둘째, 스텐트에 형성된 코팅층이 담도 및 혈관의 병변부위를 통과하는 물질이 스텐트 내부를 통해 병변부위에 접촉하는 것을 방지할 수 있다.Second, the coating layer formed on the stent can prevent the substance passing through the lesion area of the biliary tract and blood vessels to contact the lesion site through the stent.
셋째, 스텐트에 형성된 코팅층의 접촉면이 담도 및 혈관 내벽을 지지함으로써, 신생내막이 스텐트 내부로 침투하여 발생되는 담도 및 혈관의 재협착을 방지할 수 있다.Third, by the contact surface of the coating layer formed on the stent to support the biliary tract and the blood vessel inner wall, it is possible to prevent the restenosis of the biliary duct and blood vessels generated by the neointimal penetration into the stent.
도1은 본 발명의 일실시예에 따른 스텐트와 스텐트의 단면을 나타낸 사시도이다.1 is a perspective view showing a cross section of the stent and the stent according to an embodiment of the present invention.
도2는 본 발명의 일실시예에 따른 스텐트의 제2 코팅층의 마찰 값을 측정하기 위한 ASTM D1894-14 측정장비이다.Figure 2 is an ASTM D1894-14 measuring equipment for measuring the friction value of the second coating layer of the stent according to an embodiment of the present invention.
도3은 본 발명의 일실시예에 따른 스텐트의 제2 코팅층을 형성하는 실리콘 코팅 및 기존의 실리콘 코팅의 마찰 값을 측정한 결과를 나타낸 그래프이다.Figure 3 is a graph showing the results of measuring the friction value of the silicon coating and the conventional silicon coating to form a second coating layer of the stent according to an embodiment of the present invention.
도4는 본 발명의 일실시예에 따른 스텐트의 제조방법을 나타낸 순서도이다.Figure 4 is a flow chart showing a method of manufacturing a stent in accordance with an embodiment of the present invention.
본 발명의 바람직한 실시예에 대하여 첨부된 도면을 참조하여 더 구체적으로 설명하되, 이미 주지되어진 기술적 부분에 대해서는 설명의 간결함을 위해 생략하거나 압축하기로 한다.DETAILED DESCRIPTION OF THE PREFERRED EMBODIMENTS Preferred embodiments of the present invention will be described in more detail with reference to the accompanying drawings, and the well-known technical parts will be omitted or compressed for brevity of description.
도1은 본 발명의 일실시예에 따른 스텐트의 사시도이다.1 is a perspective view of a stent in accordance with an embodiment of the present invention.

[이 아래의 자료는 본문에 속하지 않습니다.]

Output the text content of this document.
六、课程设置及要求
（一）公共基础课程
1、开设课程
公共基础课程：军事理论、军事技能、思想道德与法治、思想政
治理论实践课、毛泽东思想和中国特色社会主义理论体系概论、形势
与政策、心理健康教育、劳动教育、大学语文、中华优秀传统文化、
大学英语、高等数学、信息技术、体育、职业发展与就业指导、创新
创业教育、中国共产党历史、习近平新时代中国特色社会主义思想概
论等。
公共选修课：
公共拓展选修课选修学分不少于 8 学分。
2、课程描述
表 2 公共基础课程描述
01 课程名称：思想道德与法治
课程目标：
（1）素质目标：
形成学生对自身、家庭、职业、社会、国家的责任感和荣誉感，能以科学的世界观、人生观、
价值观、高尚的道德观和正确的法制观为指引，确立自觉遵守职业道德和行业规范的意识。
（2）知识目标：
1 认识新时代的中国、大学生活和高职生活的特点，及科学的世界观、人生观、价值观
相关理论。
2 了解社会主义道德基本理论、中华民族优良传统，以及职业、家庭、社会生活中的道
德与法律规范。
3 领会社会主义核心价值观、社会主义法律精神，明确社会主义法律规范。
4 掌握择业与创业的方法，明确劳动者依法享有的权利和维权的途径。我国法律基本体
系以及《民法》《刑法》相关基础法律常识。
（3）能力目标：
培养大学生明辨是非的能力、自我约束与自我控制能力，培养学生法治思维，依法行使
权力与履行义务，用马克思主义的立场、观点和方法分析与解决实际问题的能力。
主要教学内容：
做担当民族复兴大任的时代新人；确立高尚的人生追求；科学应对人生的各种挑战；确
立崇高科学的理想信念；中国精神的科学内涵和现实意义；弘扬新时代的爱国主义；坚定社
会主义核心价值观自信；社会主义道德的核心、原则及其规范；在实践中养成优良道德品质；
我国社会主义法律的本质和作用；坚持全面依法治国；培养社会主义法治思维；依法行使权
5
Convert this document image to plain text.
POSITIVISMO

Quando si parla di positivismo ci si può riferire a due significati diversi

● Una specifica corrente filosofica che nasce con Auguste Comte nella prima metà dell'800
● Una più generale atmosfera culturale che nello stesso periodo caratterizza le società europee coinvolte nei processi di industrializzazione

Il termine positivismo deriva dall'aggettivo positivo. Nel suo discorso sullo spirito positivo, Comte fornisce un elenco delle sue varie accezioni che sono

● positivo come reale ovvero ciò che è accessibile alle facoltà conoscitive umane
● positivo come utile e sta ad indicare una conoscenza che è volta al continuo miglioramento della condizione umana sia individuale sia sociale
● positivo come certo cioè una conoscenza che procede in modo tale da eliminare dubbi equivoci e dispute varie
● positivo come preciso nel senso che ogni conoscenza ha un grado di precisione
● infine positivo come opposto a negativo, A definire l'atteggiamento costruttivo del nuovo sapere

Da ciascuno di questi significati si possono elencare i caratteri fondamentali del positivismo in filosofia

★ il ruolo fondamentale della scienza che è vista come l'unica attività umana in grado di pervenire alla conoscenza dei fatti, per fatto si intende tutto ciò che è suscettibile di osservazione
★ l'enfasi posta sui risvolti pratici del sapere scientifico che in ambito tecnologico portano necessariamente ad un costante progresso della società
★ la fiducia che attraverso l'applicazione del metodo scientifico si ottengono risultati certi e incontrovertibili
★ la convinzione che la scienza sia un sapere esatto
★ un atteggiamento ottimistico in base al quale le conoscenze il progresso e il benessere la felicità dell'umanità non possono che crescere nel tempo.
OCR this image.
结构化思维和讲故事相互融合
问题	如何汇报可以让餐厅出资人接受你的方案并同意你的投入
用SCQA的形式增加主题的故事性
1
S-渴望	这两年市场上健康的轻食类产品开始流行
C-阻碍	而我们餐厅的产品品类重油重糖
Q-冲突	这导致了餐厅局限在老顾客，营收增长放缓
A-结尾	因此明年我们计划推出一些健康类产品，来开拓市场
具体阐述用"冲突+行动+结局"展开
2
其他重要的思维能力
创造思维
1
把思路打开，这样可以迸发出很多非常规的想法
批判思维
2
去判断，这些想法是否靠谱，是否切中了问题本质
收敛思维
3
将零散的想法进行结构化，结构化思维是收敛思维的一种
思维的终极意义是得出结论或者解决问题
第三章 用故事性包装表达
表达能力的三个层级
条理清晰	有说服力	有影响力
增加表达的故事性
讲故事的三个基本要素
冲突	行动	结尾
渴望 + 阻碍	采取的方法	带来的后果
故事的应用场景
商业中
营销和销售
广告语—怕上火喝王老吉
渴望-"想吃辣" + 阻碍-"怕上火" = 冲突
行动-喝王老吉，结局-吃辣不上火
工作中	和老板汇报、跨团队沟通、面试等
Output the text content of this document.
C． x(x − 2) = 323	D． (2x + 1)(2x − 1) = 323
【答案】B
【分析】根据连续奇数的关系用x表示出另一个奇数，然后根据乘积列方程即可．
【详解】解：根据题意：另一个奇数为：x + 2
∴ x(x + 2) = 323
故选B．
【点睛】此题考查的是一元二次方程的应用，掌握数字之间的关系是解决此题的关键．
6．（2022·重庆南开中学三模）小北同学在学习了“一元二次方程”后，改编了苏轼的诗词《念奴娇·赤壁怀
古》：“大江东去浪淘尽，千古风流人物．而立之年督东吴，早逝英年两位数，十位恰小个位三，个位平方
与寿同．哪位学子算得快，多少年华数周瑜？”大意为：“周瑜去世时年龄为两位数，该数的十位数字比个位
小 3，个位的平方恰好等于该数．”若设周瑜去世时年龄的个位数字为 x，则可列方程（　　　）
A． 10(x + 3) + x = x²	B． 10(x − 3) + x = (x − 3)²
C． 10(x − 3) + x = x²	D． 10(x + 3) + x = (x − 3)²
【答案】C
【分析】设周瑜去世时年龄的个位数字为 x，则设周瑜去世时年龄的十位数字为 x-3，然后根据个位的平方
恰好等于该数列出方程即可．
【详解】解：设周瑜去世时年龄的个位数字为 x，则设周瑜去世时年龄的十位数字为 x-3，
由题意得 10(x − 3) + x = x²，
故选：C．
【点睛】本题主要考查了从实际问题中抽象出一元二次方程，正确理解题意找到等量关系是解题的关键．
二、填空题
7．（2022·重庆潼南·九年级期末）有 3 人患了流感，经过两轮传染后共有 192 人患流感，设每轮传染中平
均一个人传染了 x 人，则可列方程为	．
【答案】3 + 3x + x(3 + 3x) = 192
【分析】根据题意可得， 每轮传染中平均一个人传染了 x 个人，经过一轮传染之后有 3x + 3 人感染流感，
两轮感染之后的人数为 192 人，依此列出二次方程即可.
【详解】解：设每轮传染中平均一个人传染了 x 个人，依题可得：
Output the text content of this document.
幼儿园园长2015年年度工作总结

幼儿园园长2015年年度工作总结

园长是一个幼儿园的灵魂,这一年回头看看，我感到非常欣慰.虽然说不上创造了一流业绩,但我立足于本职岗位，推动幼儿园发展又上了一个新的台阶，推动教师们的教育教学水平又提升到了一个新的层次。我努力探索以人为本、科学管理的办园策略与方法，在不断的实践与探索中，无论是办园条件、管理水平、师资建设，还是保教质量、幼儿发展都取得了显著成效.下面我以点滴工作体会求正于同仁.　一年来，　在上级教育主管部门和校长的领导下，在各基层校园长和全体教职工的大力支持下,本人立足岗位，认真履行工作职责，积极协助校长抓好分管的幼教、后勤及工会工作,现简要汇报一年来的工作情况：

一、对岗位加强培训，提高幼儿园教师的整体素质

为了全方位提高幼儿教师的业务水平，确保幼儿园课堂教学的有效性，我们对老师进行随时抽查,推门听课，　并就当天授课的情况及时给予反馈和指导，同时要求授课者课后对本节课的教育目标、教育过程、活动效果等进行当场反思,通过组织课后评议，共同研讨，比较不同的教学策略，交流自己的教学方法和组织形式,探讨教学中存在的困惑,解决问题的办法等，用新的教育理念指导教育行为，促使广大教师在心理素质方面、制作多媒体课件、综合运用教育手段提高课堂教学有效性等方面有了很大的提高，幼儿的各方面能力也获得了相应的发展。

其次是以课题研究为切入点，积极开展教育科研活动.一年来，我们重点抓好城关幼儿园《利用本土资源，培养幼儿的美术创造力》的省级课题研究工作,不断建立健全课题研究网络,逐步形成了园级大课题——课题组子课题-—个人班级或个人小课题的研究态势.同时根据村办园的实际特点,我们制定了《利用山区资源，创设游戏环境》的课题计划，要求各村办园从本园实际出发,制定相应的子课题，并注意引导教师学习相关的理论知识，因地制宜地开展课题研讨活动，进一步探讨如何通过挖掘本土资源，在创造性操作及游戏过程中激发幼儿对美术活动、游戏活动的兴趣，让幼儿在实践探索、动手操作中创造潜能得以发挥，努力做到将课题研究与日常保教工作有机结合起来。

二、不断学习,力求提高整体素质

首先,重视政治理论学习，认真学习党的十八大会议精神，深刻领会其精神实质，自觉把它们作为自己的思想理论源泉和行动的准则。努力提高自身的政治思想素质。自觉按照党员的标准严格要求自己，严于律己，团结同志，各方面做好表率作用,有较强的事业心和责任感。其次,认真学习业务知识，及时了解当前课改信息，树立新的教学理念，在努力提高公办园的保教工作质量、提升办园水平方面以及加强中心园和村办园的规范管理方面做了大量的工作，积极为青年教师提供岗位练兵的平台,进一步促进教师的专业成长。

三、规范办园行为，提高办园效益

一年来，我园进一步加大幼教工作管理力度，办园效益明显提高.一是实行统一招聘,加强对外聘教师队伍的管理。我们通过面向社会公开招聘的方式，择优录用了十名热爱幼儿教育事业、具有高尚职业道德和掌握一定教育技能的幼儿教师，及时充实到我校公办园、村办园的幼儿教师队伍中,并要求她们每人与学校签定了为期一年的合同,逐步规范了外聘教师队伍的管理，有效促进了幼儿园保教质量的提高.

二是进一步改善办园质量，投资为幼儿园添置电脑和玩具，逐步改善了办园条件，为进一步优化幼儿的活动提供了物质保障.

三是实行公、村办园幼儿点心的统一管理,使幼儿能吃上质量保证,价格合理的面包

본 발명의 일실시예에 따른 스텐트(100)는 스텐트 본체(110), 제1 코팅층(120), 제2 코팅층(130)을 포함할 수 있다.The stent 100 according to an embodiment of the present invention may include the stent body 110, the first coating layer 120, and the second coating layer 130.
스텐트 본체(110)는 길이 방향을 따라 물결모양을 가지는 복수개의 금속 와이어(112)가 격자형, 메쉬형 등의 다양한 형태로 연결되며, 길이 방향으로 중공을 가지는 원통 형상일 수 있다.The stent body 110 has a plurality of metal wires 112 having a wavy shape along the longitudinal direction are connected in various forms such as a lattice, a mesh, and the like, and may have a cylindrical shape having a hollow in the longitudinal direction.
그리고, 스텐트 본체(110)를 구성하는 형상기억합급 와이어(112)는 니켈-티타늄 함금과 같은 소재가 사용되어, 특정 온도에서 스텐트 본체(110)는 둘레 방향으로 팽창 또는 수축될 수 있다.The shape memory alloy wire 112 constituting the stent body 110 may be formed of a material such as nickel-titanium alloy, and thus, the stent body 110 may be expanded or contracted in a circumferential direction at a specific temperature.
또한, 담도 및 혈관의 병변부위에 삽입 설치되는 스텐트 본체(110)는 담도 및 혈관의 내벽 방향으로 팽창되어 내벽을 지지할 수 있다.In addition, the stent body 110 inserted into the biliary tract and the lesion of the blood vessel may expand in the direction of the biliary tract and the blood vessel to support the inner wall.
제1 코팅층(120)은 스텐트 본체(110)를 감싸며 형성되어, 담도 및 혈관의 병변부위를 통과하는 물질이 병변부위에 직접적으로 접촉하는 것을 방지하며, 스텐트 본체(110)가 담도 및 혈관 내벽 방향으로 팽창되어 내벽을 지지할 때, 내벽과 접촉하는 면적이 넓어짐으로써 병변부위에 밀착될 수 있게 된다.The first coating layer 120 is formed to surround the stent body 110 to prevent the substance passing through the biliary tract and the lesion site of blood vessels from directly contacting the lesion site, and the stent body 110 is in the direction of the biliary tract and the blood vessel inner wall. When expanded to support the inner wall, the area in contact with the inner wall is widened to be able to be in close contact with the lesion.
여기서 제1 코팅층(120)의 조성물로는 의료용 폴리우레탄, 실리콘 우레탄 공중합체, 실리콘, 폴리아미드, 폴리에스터 및 불소수지 용액 중 적어도 어느 하나의 고분자 용액이 사용될 수 있으나, 이에 국한되지 않는다.Here, as the composition of the first coating layer 120, at least one polymer solution of medical polyurethane, silicone urethane copolymer, silicone, polyamide, polyester, and fluororesin solution may be used, but is not limited thereto.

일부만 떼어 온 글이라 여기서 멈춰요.